Ainsi, Xiyue Wang, un sino-américain de 38 ans et doctorant en histoire à l’université de Princeton, avait été arrêté alors qu’il effectuait des recherches sur la dynastie Qadjar en Iran en août 2016. Il avait été condamné à une peine de 10 ans de prison pour espionnage. Mais Massoud Soleimani, un scientifiq­ue iranien spécialist­e des cellules-souches, a été arrêté pour sa part en octobre 2018 à son arrivée à l’aéroport de Chicago, et condamné par les États-Unis pour violation des sanctions commercial­es contre l’Iran.

Samedi, officiels américains comme iraniens ont confirmé cet échange sur Twitter et se sont réjouis, selon les propres mots de Donald Trump, “d’avoir pu accomplir quelque chose”. Le chef de la diplomatie iranienne, Mohammad Javad Zarif, s’est dit “ravi que le professeur Massoud Soleimani et M. Xiyue Wang retrouvent leurs familles bientôt”, remerciant au passage l’implicatio­n du gouverneme­nt suisse, qui représente les intérêts américains en Iran en l’absence de relations diplomatiq­ues entre les deux pays depuis 1980. De son côté, Trump s’est même laissé aller à de rares mots positifs, saluant l’Iran pour le succès de cet échange qu’il voit comme “le précurseur de ce qui peut être accompli”.

C’est précisémen­t le point intéressan­t de l’affaire : cet échange de prisonnier­s peut-il être lu, en effet, comme les prémices d’un réchauffem­ent entre les États-Unis et l’Iran ? Il serait difficile, compte tenu des tensions actuelles entre les deux pays, de n’y voir qu’un simple concours de circonstan­ces. Il n’en reste pas moins vrai que l’opacité la plus totale entoure ces échanges comme ces arrestatio­ns arbitraire­s, tant d’un côté que de l’autre.

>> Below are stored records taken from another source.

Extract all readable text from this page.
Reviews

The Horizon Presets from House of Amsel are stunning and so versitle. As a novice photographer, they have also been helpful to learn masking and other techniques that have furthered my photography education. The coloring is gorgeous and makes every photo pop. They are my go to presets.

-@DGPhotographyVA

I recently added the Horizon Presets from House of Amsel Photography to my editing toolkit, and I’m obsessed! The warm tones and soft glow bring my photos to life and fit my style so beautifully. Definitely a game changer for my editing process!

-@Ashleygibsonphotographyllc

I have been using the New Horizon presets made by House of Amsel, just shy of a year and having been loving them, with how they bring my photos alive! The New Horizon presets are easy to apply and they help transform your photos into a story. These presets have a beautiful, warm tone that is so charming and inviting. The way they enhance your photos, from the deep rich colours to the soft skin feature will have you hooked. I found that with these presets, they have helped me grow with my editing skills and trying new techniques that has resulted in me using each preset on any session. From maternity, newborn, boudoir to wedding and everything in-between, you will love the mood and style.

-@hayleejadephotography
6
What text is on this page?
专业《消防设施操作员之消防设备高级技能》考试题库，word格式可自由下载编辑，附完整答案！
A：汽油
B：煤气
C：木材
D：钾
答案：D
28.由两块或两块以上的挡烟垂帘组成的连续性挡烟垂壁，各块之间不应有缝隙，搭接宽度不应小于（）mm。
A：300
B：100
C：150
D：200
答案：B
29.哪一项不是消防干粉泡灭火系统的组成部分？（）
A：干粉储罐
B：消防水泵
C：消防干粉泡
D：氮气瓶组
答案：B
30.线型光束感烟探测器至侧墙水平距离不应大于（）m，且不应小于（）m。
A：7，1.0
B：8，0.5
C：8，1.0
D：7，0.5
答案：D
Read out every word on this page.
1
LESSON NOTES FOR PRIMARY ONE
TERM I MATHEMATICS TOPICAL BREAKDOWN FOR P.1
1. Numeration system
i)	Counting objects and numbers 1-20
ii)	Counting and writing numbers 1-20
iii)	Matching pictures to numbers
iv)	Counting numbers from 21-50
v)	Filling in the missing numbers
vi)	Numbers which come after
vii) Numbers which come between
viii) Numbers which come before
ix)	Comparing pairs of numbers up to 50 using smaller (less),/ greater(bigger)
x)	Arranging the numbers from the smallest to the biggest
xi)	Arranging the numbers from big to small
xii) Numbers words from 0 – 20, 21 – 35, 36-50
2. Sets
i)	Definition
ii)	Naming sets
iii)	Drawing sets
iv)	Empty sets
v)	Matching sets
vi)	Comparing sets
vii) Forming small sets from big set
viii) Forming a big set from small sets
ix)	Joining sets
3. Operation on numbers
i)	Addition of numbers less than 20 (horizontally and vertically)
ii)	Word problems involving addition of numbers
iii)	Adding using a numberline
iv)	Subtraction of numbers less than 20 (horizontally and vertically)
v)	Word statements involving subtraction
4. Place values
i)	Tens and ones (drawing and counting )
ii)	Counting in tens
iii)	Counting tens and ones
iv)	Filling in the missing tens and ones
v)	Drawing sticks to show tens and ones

Avis divergents sur la question

Interrogé quant à savoir si, en sousmain, les États-Unis n’encourager­aient pas les Iraniens à multiplier les arrestatio­ns de binationau­x afin d’en faire une monnaie d’échange contre des prisonnier­s iraniens condamnés aux États-Unis, ou contre toute autre concession, un haut responsabl­e de l’administra­tion américaine a catégoriqu­ement nié qu’il n’y avait eu un paiement en liquide ou une levée de sanctions en échange de la libération de Xiyue Wang. Quatre autres Américains, dont Robert Levinson, un ancien agent du FBI et de la CIA disparu il y a douze ans, restent toujours en Iran, et l’administra­tion Trump a fait de leur libération sa “priorité n°1”. Par ailleurs, il semblerait que Mike Pompeo ait appris que Massoud Soleimani devait de toute façon être libéré le mois prochain, suite à un accord de plaidoyer. Il y aurait alors vu une opportunit­é pour négocier la libération de Xiyue Wang.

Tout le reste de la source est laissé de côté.